[179012] in North American Network Operators' Group
Re: Last-call DoS/DoS Attack BCOP
daemon@ATHENA.MIT.EDU (Rob Seastrom)
Tue Mar 24 05:27:34 2015
X-Original-To: nanog@nanog.org
To: John Kristoff <jtk@cymru.com>
From: Rob Seastrom <rs@seastrom.com>
Date: Tue, 24 Mar 2015 05:27:30 -0400
In-Reply-To: <20150323182142.364b56df@localhost> (John Kristoff's message of
"Mon, 23 Mar 2015 18:21:42 -0500")
Cc: nanog@nanog.org
Errors-To: nanog-bounces@nanog.org
John Kristoff <jtk@cymru.com> writes:
> If the attack is an infrastructure attack, say a routing interface that
> wouldn't normally receive or emit traffic from its assigned address
> except perhaps for network connectivity testing (e.g. traceroute) or
> control link local control traffic (e.g. local SPF adjacencies, BGP
> neighbors), you can "hide" those addresses, making them somewhat less
> easy to target by using something like unnumbered or unadvertised or
> ambiguous address space (e.g. RFC 1918).
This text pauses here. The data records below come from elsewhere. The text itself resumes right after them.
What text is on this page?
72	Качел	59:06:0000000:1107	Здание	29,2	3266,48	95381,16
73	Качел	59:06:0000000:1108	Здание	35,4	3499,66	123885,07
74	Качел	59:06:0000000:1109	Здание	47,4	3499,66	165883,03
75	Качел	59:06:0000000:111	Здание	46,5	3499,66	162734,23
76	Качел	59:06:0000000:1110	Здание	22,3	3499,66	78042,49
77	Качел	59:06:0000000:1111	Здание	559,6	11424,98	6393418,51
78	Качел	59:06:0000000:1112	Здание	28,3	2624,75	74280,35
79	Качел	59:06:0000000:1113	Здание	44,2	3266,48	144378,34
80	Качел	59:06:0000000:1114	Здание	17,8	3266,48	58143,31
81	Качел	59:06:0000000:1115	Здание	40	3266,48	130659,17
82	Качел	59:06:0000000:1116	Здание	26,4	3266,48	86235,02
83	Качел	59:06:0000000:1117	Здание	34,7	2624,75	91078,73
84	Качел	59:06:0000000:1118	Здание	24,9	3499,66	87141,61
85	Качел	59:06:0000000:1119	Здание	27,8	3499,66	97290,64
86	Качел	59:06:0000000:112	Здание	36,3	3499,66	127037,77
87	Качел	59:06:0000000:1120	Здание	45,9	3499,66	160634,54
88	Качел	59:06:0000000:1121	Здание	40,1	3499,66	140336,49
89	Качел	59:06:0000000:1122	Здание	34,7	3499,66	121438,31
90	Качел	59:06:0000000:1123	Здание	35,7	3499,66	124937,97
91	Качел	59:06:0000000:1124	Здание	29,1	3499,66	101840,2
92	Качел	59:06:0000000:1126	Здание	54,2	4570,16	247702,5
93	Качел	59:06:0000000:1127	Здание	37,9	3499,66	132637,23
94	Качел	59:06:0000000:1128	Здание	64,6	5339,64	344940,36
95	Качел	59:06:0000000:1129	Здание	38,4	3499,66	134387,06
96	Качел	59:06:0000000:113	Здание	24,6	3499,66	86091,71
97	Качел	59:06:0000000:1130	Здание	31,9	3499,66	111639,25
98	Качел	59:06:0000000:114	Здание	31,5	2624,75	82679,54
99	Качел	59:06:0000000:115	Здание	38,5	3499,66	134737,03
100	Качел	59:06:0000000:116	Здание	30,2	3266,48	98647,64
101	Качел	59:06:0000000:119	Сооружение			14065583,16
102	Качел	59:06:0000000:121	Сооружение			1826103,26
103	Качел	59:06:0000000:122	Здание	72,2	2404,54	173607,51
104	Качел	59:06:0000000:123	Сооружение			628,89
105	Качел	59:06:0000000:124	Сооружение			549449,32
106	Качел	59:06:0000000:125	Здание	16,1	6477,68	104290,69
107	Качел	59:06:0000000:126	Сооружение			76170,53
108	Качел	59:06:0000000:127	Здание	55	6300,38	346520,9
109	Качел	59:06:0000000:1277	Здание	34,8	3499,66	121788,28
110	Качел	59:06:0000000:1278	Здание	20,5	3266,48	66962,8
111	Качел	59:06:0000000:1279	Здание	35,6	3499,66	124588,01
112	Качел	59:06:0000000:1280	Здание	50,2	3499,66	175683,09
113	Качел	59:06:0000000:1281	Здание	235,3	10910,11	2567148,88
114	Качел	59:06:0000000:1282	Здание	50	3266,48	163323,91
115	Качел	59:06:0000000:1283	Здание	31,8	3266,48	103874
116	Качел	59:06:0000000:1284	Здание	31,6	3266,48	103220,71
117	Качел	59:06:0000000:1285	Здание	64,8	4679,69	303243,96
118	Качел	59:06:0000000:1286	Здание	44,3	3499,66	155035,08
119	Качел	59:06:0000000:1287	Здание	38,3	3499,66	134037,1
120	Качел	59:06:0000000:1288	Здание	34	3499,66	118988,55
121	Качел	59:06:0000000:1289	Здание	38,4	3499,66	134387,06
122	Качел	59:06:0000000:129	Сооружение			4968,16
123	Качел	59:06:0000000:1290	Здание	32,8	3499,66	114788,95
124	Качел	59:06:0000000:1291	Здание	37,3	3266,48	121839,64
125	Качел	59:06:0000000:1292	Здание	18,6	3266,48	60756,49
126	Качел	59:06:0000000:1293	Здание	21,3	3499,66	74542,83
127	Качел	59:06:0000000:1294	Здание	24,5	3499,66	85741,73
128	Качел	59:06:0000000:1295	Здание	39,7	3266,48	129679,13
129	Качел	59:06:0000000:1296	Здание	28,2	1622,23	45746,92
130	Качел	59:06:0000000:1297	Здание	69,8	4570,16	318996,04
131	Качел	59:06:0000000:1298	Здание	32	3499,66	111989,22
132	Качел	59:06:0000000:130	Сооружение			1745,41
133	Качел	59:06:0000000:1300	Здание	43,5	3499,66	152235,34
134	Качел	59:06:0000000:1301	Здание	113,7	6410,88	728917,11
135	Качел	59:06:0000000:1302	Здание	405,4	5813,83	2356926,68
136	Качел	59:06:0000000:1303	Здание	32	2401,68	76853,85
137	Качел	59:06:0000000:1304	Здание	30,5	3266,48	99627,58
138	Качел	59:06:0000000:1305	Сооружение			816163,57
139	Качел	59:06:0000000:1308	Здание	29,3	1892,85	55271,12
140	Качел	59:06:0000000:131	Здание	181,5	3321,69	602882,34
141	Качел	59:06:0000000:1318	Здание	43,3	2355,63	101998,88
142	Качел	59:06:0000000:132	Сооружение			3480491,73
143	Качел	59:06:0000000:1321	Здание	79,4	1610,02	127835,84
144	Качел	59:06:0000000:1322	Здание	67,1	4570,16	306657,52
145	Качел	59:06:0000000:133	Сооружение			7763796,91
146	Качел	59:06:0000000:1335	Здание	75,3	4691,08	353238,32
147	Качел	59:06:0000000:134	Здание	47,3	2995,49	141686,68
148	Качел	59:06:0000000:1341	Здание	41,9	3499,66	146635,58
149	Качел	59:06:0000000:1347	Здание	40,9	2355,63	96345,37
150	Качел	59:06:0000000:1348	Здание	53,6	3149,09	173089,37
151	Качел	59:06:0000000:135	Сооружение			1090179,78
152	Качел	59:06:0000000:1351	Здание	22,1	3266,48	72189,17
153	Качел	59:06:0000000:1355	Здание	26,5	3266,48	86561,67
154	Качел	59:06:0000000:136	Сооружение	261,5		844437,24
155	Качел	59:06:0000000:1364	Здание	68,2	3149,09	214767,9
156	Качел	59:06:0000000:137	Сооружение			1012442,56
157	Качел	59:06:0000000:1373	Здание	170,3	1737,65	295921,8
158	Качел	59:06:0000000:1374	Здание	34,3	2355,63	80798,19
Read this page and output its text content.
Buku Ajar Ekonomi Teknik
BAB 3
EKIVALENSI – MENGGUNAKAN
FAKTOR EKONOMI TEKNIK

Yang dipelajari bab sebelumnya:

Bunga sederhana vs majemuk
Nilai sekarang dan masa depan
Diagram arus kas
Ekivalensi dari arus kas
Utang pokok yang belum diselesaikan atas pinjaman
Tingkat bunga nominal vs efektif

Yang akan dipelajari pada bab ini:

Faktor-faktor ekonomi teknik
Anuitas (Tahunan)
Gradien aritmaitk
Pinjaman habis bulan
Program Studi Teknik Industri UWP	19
That comes at a cost, both operational/debugging and breaking pmtud.
But if you don't care about collateral damage, setting the interface to
admin-down stops attacks against it *cold*.
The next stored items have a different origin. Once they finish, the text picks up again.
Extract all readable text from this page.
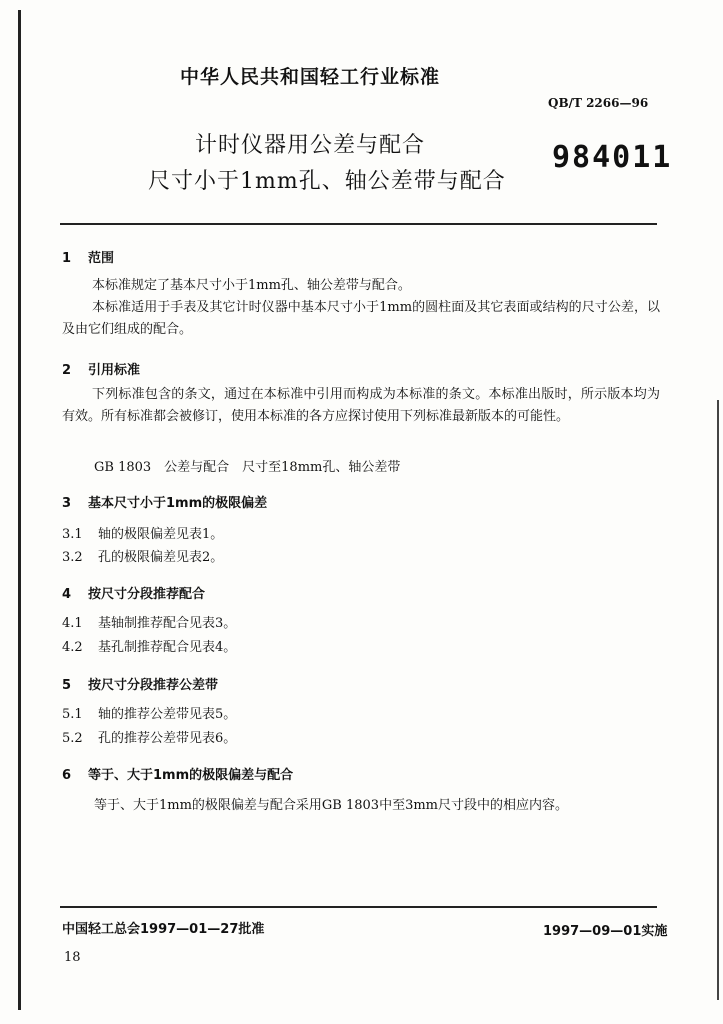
中华人民共和国轻工行业标准
QB/T 2266—96
计时仪器用公差与配合
尺寸小于1mm孔、轴公差带与配合
984011
1 范围
本标准规定了基本尺寸小于1mm孔、轴公差带与配合。
本标准适用于手表及其它计时仪器中基本尺寸小于1mm的圆柱面及其它表面或结构的尺寸公差，以及由它们组成的配合。
2 引用标准
下列标准包含的条文，通过在本标准中引用而构成为本标准的条文。本标准出版时，所示版本均为有效。所有标准都会被修订，使用本标准的各方应探讨使用下列标准最新版本的可能性。
GB 1803　公差与配合　尺寸至18mm孔、轴公差带
3 基本尺寸小于1mm的极限偏差
3.1 轴的极限偏差见表1。
3.2 孔的极限偏差见表2。
4 按尺寸分段推荐配合
4.1 基轴制推荐配合见表3。
4.2 基孔制推荐配合见表4。
5 按尺寸分段推荐公差带
5.1 轴的推荐公差带见表5。
5.2 孔的推荐公差带见表6。
6 等于、大于1mm的极限偏差与配合
等于、大于1mm的极限偏差与配合采用GB 1803中至3mm尺寸段中的相应内容。
中国轻工总会1997—01—27批准	1997—09—01实施
18
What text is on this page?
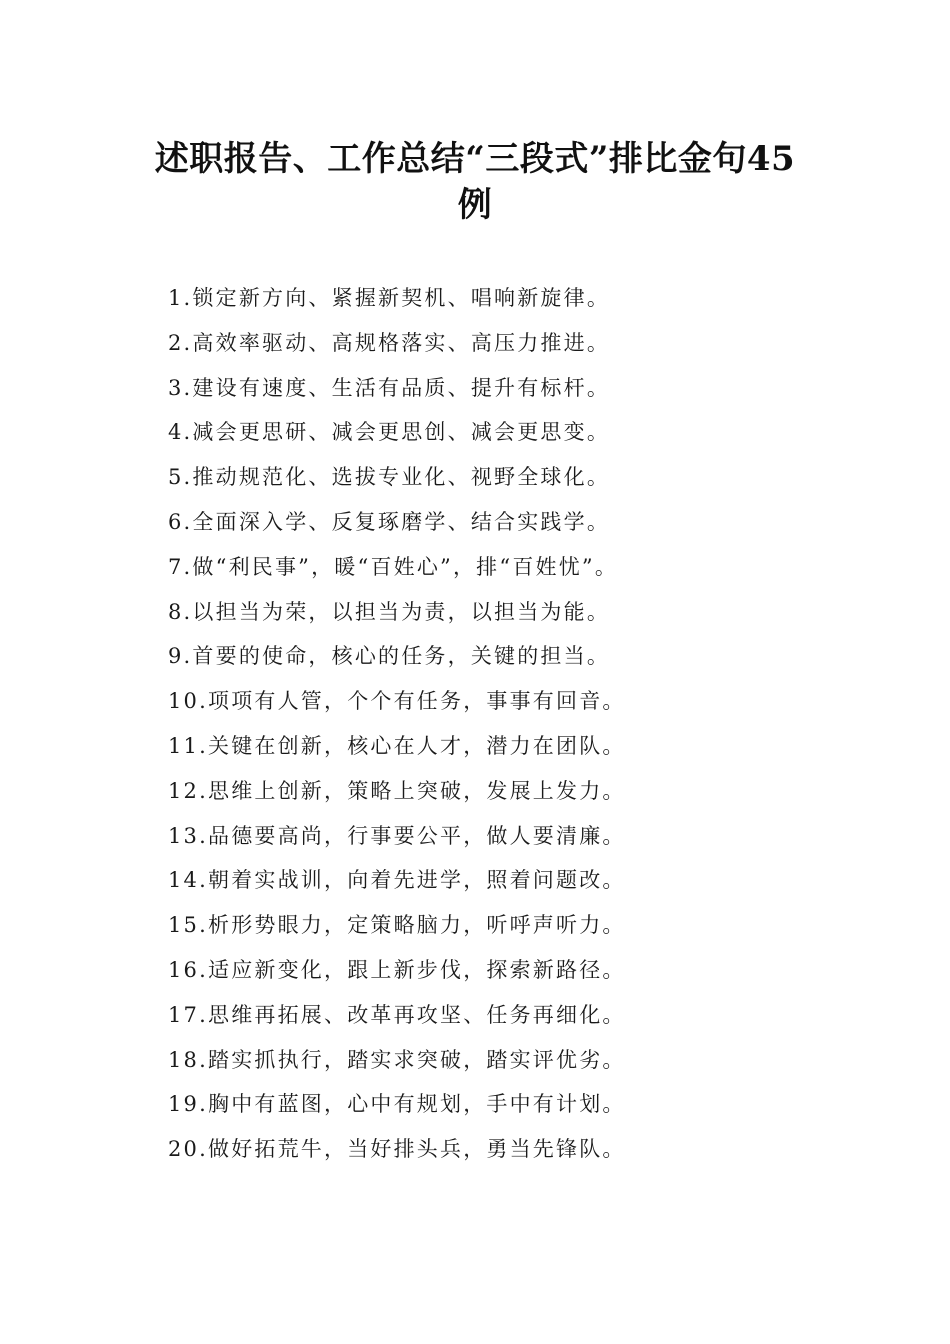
述职报告、工作总结“三段式”排比金句45
例
1.锁定新方向、紧握新契机、唱响新旋律。
2.高效率驱动、高规格落实、高压力推进。
3.建设有速度、生活有品质、提升有标杆。
4.减会更思研、减会更思创、减会更思变。
5.推动规范化、选拔专业化、视野全球化。
6.全面深入学、反复琢磨学、结合实践学。
7.做“利民事”，暖“百姓心”，排“百姓忧”。
8.以担当为荣，以担当为责，以担当为能。
9.首要的使命，核心的任务，关键的担当。
10.项项有人管，个个有任务，事事有回音。
11.关键在创新，核心在人才，潜力在团队。
12.思维上创新，策略上突破，发展上发力。
13.品德要高尚，行事要公平，做人要清廉。
14.朝着实战训，向着先进学，照着问题改。
15.析形势眼力，定策略脑力，听呼声听力。
16.适应新变化，跟上新步伐，探索新路径。
17.思维再拓展、改革再攻坚、任务再细化。
18.踏实抓执行，踏实求突破，踏实评优劣。
19.胸中有蓝图，心中有规划，手中有计划。
20.做好拓荒牛，当好排头兵，勇当先锋队。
Due to the drawbacks, I wouldn't consider this a good candidate for
inclusion in a BCOP document.
I have often thought there ought to be a companion series for
Questionable Current Operational Practices, or maybe "desperate
measures". I volunteer to write the article on "YOLO upgrades",
wherein one loads untested software on equipment with no OOB, types
"request system reboot", shouts "YOLO", and hits return.